Vous dénonciez dans L’Humanité la politique éducative de la gauche : « Non seulement la gauche n’a pas enrayé la perte de qualité de l’enseignement public, ni la dégradation de certaines des conditions de travail des enseignants, mais à bien des égards elle les a accélérées. » C’est un jugement très dur contre une gauche pourtant réputée proche des enseignants. Qu’a-t-elle accéléré ?

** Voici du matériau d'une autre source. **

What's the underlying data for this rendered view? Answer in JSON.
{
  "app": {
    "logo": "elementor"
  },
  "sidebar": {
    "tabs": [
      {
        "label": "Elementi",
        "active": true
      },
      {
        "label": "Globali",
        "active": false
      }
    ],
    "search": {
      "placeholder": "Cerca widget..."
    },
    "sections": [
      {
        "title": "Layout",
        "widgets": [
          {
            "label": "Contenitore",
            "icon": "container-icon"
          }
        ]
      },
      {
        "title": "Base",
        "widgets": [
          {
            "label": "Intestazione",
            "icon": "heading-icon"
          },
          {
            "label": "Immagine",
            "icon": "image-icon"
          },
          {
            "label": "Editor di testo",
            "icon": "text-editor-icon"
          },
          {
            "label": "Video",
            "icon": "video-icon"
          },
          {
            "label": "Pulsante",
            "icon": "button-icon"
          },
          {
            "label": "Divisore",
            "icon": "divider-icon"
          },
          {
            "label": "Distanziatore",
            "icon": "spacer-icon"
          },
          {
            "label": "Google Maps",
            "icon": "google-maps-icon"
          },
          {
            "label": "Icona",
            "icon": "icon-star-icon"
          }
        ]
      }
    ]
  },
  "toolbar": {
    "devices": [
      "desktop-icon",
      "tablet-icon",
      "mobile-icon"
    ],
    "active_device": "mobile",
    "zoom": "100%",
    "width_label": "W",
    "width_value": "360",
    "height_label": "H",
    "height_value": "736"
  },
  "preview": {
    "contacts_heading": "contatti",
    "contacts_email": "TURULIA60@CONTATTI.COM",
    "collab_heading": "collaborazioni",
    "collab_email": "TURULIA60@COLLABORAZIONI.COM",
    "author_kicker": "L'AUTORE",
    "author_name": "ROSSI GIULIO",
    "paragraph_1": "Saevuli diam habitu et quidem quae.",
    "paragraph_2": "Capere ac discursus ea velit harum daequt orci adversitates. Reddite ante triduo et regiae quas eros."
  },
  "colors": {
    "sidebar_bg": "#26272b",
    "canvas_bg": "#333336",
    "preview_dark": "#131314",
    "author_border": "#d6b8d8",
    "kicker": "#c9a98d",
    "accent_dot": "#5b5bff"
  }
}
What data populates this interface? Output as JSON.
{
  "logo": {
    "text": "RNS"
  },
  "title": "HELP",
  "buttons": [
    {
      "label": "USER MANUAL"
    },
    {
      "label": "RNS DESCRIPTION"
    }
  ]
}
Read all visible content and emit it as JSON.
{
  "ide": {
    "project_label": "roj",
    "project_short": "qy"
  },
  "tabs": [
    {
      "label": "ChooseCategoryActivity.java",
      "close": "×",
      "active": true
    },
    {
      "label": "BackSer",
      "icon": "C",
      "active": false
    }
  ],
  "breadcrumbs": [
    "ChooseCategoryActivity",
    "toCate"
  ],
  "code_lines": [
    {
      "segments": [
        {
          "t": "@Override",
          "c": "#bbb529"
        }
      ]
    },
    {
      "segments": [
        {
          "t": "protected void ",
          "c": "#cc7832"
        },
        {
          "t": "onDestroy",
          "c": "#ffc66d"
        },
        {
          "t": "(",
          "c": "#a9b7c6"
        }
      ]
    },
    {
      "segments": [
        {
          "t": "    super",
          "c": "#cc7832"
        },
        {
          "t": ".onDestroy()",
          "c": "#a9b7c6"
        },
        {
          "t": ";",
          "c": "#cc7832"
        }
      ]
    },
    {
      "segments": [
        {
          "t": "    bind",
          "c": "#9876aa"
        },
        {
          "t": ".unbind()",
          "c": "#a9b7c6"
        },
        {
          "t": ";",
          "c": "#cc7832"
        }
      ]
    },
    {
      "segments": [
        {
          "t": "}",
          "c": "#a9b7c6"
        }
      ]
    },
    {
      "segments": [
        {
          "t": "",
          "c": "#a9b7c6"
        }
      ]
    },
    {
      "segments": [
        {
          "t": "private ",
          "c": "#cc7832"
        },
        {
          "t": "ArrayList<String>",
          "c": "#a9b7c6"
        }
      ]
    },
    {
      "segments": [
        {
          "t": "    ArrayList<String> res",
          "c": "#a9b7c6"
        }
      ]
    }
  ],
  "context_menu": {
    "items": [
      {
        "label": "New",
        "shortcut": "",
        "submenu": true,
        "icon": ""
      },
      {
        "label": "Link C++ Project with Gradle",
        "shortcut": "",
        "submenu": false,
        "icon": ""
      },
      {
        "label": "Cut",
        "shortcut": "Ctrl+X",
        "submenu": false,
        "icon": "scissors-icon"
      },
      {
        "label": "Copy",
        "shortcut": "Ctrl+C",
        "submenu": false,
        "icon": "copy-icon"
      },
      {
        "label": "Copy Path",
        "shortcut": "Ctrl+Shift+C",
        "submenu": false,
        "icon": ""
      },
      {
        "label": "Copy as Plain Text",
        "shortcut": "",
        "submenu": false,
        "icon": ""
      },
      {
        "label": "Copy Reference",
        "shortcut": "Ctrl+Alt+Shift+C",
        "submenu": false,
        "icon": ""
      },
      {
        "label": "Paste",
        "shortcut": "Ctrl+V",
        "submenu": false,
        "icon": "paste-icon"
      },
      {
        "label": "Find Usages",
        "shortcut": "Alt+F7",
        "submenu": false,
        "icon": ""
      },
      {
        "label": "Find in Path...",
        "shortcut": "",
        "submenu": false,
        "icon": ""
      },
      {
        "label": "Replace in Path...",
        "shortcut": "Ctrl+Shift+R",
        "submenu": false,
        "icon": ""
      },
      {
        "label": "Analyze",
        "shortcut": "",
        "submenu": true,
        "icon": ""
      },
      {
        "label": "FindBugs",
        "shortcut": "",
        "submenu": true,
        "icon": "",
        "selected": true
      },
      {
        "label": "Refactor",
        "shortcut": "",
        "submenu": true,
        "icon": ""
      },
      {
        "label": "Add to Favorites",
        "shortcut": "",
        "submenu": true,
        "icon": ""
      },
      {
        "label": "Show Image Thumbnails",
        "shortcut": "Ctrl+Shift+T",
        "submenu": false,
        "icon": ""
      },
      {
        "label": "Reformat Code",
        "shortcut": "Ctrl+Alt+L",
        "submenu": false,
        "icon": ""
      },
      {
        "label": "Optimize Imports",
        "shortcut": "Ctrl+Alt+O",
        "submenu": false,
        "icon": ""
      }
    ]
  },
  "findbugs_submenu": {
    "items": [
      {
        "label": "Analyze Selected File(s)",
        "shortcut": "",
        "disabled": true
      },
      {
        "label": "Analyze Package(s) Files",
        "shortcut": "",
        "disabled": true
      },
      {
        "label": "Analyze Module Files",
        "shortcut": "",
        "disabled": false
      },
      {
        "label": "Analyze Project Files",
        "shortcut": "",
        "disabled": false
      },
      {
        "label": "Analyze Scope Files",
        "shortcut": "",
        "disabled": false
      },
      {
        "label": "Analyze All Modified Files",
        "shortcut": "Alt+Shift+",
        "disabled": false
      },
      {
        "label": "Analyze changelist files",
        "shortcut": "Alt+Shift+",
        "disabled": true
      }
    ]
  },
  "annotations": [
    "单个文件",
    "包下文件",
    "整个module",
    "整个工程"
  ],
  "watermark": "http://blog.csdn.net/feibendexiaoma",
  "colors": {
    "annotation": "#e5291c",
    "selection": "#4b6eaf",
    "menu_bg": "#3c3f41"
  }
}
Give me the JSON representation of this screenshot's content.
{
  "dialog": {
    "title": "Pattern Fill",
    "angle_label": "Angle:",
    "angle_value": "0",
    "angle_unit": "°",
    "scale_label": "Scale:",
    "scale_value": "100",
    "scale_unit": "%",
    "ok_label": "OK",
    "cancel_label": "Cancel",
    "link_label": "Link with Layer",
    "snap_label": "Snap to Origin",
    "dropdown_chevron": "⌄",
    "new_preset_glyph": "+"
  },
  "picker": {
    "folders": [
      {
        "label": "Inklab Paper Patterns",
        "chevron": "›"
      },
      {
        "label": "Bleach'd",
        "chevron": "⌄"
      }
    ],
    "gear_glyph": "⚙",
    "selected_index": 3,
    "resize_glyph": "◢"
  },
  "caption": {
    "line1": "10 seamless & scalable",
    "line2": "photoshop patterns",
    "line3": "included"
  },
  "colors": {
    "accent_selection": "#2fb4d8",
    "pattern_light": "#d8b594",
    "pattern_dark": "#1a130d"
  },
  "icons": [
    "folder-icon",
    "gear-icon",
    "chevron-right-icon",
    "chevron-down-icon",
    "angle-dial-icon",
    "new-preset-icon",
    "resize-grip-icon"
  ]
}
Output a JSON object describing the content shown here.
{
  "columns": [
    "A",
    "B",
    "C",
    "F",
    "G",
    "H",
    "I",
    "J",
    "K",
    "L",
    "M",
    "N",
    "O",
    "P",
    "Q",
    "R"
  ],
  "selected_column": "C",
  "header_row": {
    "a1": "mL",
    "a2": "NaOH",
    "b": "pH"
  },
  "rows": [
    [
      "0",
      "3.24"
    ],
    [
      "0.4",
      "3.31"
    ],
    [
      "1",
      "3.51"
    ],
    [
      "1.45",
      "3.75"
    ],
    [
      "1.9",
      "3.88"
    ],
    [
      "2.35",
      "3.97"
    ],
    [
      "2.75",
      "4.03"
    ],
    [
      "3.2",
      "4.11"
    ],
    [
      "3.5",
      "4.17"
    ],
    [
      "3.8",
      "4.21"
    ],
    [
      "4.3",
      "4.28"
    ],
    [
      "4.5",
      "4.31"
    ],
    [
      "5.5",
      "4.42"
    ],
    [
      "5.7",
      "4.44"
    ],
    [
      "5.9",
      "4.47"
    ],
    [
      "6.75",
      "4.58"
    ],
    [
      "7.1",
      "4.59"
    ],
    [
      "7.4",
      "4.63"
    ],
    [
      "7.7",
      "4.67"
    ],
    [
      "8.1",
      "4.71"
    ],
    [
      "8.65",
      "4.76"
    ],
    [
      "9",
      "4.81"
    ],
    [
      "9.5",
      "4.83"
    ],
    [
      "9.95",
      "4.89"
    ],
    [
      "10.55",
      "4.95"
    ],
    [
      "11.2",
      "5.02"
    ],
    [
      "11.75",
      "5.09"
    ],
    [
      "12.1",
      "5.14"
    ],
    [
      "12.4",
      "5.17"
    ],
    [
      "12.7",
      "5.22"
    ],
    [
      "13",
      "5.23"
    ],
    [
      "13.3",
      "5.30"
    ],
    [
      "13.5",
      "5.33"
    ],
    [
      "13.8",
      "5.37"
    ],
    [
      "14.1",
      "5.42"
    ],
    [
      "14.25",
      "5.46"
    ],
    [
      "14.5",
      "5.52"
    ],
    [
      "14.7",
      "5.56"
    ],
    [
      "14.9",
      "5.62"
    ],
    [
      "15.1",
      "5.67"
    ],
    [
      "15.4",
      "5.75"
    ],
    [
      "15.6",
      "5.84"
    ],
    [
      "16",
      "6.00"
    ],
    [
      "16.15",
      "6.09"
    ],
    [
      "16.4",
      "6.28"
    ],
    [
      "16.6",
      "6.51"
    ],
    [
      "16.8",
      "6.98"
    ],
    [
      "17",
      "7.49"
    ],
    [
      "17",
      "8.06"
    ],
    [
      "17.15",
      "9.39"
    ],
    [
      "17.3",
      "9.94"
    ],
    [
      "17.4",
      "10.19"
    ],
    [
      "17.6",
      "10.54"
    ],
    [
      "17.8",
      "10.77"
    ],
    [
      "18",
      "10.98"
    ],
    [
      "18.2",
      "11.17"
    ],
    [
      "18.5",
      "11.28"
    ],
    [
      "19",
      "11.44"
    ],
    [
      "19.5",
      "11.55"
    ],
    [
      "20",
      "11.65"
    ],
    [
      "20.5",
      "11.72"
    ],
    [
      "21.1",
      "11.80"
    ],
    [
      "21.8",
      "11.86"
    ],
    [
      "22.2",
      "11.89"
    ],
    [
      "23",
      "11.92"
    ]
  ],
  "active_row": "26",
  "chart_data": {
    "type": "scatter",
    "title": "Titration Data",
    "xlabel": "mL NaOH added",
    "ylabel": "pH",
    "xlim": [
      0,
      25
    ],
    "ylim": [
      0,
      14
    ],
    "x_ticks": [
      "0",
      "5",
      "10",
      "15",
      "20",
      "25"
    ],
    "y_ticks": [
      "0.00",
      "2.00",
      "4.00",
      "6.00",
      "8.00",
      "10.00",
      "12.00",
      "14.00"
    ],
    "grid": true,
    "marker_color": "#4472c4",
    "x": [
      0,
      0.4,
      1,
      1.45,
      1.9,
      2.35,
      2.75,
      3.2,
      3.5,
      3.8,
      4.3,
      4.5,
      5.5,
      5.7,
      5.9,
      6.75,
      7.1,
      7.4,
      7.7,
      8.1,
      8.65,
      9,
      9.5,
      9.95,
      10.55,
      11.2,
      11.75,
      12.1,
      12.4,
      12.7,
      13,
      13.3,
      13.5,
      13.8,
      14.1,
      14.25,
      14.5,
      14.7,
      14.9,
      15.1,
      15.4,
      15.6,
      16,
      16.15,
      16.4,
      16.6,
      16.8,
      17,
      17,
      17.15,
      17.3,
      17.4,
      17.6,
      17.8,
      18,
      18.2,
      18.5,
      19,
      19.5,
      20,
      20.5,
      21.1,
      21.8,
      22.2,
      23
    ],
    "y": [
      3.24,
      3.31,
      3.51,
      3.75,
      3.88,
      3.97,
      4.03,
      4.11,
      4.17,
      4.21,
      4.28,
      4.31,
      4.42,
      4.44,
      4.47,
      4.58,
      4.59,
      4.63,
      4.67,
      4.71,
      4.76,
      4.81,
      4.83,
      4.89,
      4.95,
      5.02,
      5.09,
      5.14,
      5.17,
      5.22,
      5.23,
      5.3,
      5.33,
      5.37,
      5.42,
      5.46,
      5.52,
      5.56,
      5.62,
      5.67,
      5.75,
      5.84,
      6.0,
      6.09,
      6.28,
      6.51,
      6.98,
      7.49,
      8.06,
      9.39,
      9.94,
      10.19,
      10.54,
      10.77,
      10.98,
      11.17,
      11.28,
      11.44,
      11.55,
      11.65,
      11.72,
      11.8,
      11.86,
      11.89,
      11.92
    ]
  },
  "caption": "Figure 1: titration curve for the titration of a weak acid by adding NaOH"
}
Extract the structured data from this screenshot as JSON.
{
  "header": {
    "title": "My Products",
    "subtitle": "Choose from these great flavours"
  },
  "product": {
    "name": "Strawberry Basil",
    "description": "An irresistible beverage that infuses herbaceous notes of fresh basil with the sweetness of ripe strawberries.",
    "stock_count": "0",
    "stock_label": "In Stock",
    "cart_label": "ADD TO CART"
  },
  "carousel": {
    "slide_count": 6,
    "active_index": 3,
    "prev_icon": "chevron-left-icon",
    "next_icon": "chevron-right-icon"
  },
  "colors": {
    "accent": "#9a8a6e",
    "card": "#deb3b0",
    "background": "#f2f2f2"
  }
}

La gauche est coupable d’avoir promu et soutenu un modèle d’enseignant reposant sur l’ignorance : héritage des PEGC (Professeurs d’enseignement général de collège, NDLR) des années 60 et donc du SNI (Syndicat national de instituteurs, NDLR) de l’époque. J’ai passé ma vie à étudier une discipline, la philosophie, je suis loin d’en faire le tour, et on veut me faire croire que des gens seraient compétents pour en enseigner deux ou trois ! Aujourd’hui encore les Meirieu de service nous assènent qu’il faut des enseignants bi- ou trivalents, parce que les chers petits à 12 ans seraient perdus par le nombre d’intervenants. Voyons les faits. Dans l’école maternelle de ma petite fille, à Montreuil-sous-Bois (93), il y a des classes à deux maîtresses, les enfants vont dans d’autres classes que la leur, dans une organisation en modules, et il y a les animateurs du soir. Tout cela se passe bien, l’école est excellente. Donc le modèle simili famille, c’est de la poudre aux yeux, de la poudre officielle.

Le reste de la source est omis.